You're reading: Pro-Russia party seeks share of power in Latvia

RIGA - Latvia's pro-Russian party launched a bid on Monday for a place in government for the first time in the Baltic state's post-Soviet period, but suspicions it hopes to steer policy towards Moscow could stem any chance of coalition membership.

The Harmony Centre party, traditionally supported by Latvia’s large Russian minority, is due to meet the two centre-right Latvian parties leading coalition talks after winning the most votes in a weekend poll.

But its goal of easing the ruling centre-right’s austerity measures and improving ties with eastern neighbour Russia could make the talks difficult.

"Harmony Centre is for me at the moment a complete dark horse," said former President Valdis Zatlers, whose party came second in the election.

If Harmony realises its goal of being in a coalition, it could help Russia increase its influence in the NATO member and EU state, which has not had a party catering to its Russian minority in government since it regained independence in 1991.

Zatlers, who forced the snap election less than a year after the last vote by dissolving parliament in a fight against corruption, told a news programme the meeting would be the first time Harmony had ever been involved in serious government talks.

Harmony would later meet the Unity Party of Prime Minister Valdis Dombrovskis, who led tough austerity measures during an international bailout and says his policies helped Latvia recover from an 18 percent output drop in 2009.

Zatlers and Dombrovskis, seen as natural allies, jointly have 42 seats in the 100-seat parliament to Harmony’s 31 and need a third partner for a majority. That could be Harmony, or a nationalist bloc, which has 14 seats.

HISTORIC QUESTIONS

Before the vote, Harmony backed more social welfare spending and is reluctant about moving to the euro.

Zatlers and Dombrovskis back euro adoption in 2014 and want to pursue further fiscal austerity to reach that goal.

Harmony leader Nils Usakov, 35, the mayor of capital city Riga, told Dienas Bizness newspaper that Latvia should only try to meet the economic criteria to adopt the euro in 2013. That would mean its launch in 2015 at the earliest.

He also backed a referendum, with polls currently showing little support for the euro.
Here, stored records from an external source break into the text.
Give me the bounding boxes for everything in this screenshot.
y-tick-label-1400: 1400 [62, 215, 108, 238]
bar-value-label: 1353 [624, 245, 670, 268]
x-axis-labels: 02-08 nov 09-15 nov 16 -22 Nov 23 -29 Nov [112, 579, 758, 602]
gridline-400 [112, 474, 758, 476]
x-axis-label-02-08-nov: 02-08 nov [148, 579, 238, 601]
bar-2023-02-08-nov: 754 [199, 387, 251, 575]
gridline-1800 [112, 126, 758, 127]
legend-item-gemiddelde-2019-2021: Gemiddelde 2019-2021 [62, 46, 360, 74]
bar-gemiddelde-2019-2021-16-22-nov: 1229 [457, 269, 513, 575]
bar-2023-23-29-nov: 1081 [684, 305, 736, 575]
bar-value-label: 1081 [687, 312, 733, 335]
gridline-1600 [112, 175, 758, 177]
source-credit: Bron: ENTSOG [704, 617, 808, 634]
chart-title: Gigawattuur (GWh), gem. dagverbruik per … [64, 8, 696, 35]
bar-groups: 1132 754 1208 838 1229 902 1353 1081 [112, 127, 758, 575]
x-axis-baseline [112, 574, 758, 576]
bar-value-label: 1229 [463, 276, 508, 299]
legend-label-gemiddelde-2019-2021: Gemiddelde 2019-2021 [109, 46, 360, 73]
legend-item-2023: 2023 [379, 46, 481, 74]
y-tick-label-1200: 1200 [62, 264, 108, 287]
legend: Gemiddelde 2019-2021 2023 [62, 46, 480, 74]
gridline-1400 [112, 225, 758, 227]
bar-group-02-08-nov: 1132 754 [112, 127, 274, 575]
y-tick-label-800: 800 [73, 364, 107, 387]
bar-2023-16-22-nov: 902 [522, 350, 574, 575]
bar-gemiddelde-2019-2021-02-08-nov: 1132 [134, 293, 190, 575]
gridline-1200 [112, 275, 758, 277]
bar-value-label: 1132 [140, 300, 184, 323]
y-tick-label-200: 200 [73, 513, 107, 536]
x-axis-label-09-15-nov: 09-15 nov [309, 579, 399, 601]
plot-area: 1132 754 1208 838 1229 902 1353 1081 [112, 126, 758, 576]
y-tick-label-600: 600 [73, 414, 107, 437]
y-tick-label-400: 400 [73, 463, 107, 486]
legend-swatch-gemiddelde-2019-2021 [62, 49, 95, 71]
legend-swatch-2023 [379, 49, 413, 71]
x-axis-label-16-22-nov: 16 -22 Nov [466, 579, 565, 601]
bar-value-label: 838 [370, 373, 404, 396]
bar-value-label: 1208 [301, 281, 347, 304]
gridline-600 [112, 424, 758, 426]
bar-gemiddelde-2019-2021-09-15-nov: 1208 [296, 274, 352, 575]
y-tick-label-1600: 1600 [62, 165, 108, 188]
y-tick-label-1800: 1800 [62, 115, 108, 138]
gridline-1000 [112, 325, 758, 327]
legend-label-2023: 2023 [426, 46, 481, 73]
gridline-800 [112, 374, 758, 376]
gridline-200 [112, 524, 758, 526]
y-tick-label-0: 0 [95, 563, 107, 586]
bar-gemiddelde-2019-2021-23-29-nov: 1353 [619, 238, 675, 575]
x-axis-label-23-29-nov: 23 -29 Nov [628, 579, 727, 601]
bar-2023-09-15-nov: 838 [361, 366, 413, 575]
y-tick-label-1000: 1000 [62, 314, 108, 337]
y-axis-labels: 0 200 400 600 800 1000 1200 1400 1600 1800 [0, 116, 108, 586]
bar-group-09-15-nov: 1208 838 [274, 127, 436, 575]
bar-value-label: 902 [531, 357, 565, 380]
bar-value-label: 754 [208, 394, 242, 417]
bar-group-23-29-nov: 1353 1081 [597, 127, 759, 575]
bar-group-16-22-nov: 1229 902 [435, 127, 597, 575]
Usakov’s bid to share power could get a boost from a report that Harmony could have received support from 15 percent of ethnic Latvian voters — showing the party had widened its appeal from its traditional base of Russian-speaking people.

The data, reported in a daily newspaper, have yet to be confirmed by other experts. Harmony’s number of votes rose only slightly from the last ballot in October 2010. It won two more seats.

Latvian parties also have to overcome suspicion of Russian influence and disagreement over the Soviet period, which many ethnic Latvians see as a period of illegal occupation.

Usakov has seemed to soften his stance on such questions, saying he was not allergic to the word occupation, though he rejected seeing Soviet-era Russian-speakers as "occupants".

About a third of the 2.2 million population are Russian speakers and just over half of them have the right to vote.

If Harmony is eventually left out of the coalition, Zatlers and Dombrovskis could turn to the nationalist All for Latvia-For Fatherland and Freedom-LNNK to form a majority.

It doubled its parliament presence to 14 seats. But some of its members are also seen as too ultra-nationalist.

President Andris Berzinsh is responsible for nominating the prime minister. He has said he will only do that after Sept. 28, when he returns from a trip to the United Nations in New York, giving parties time to agree on a coalition.

Zatlers dissolved parliament after lawmakers, including Harmony Centre, refused permission for prosecutors to search a flat owned by a businessman, who was a member of the old parliament and one of three men labelled as oligarchs.

Two of the three "oligarchs", who deny any wrongdoing, lost their places in parliament, while a farmers’ party spearheaded by the third had its representation cut to 13 seats from 22.